📝 Definition:
“Pegged” means a cryptocurrency is set to match the value of another currency or asset, like the US dollar or gold, to keep its price (more) stable.
It’s like tying your boat to a dock so it doesn’t drift away with the waves.
Don't own a boat yet?
🔑 Key Features:
- Steady Value: Pegged cryptocurrencies are designed to have a stable price.
- Less Price Change: Their value doesn’t change much, even when other crypto prices are going up and down.
- Common in Stablecoins: Most stablecoins are pegged to another currency, asset, or crypto, that's how their price stay stable.
⚙️ How It Works:
- Linked to Assets: A pegged crypto’s value is directly tied to a well-known asset like the US dollar or gold.
- Keeping the Value Stable: There are different methods used to make sure the crypto’s price stays close to what it’s pegged to.
- Backed by Reserves: Usually, there’s real money or gold stored somewhere that backs up the value of the pegged cryptocurrency.
💡 Applications:
- Everyday Use: Pegged cryptocurrencies are good for buying things because the price doesn’t change much.
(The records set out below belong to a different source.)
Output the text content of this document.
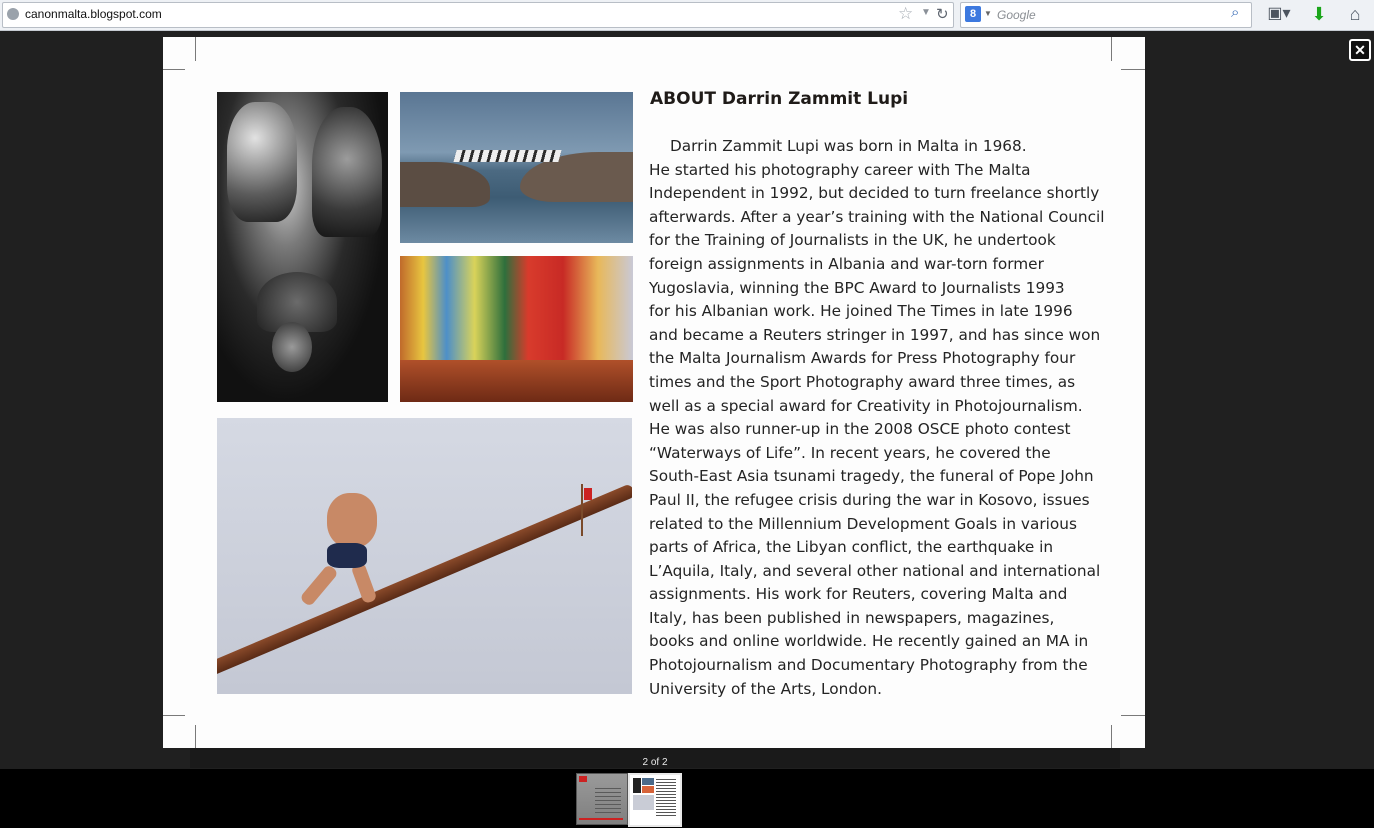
canonmalta.blogspot.com	☆ ▼ ↻	8 ▼ Google	⌕ ▣▾ ⬇	⌂
✕
ABOUT Darrin Zammit Lupi
Darrin Zammit Lupi was born in Malta in 1968.
He started his photography career with The Malta
Independent in 1992, but decided to turn freelance shortly
afterwards. After a year’s training with the National Council
for the Training of Journalists in the UK, he undertook
foreign assignments in Albania and war-torn former
Yugoslavia, winning the BPC Award to Journalists 1993
for his Albanian work. He joined The Times in late 1996
and became a Reuters stringer in 1997, and has since won
the Malta Journalism Awards for Press Photography four
times and the Sport Photography award three times, as
well as a special award for Creativity in Photojournalism.
He was also runner-up in the 2008 OSCE photo contest
“Waterways of Life”. In recent years, he covered the
South-East Asia tsunami tragedy, the funeral of Pope John
Paul II, the refugee crisis during the war in Kosovo, issues
related to the Millennium Development Goals in various
parts of Africa, the Libyan conflict, the earthquake in
L’Aquila, Italy, and several other national and international
assignments. His work for Reuters, covering Malta and
Italy, has been published in newspapers, magazines,
books and online worldwide. He recently gained an MA in
Photojournalism and Documentary Photography from the
University of the Arts, London.
2 of 2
- Sending Money: They're useful for sending money to another country without a lot of movement like with exchange rates.
- Avoiding Money Problems: Helpful in places where the usual money might be losing value quickly.
🔍 Example:
Imagine you have a playlist that automatically updates to match your friend’s playlist, so you always have the same songs they do.
In the world of crypto, being “pegged” is similar.
A cryptocurrency is set to always match the value of something stable, like the US dollar.
This way it stays reliable and predictable, just like your synced playlist stays up-to-date with your friend’s music choices.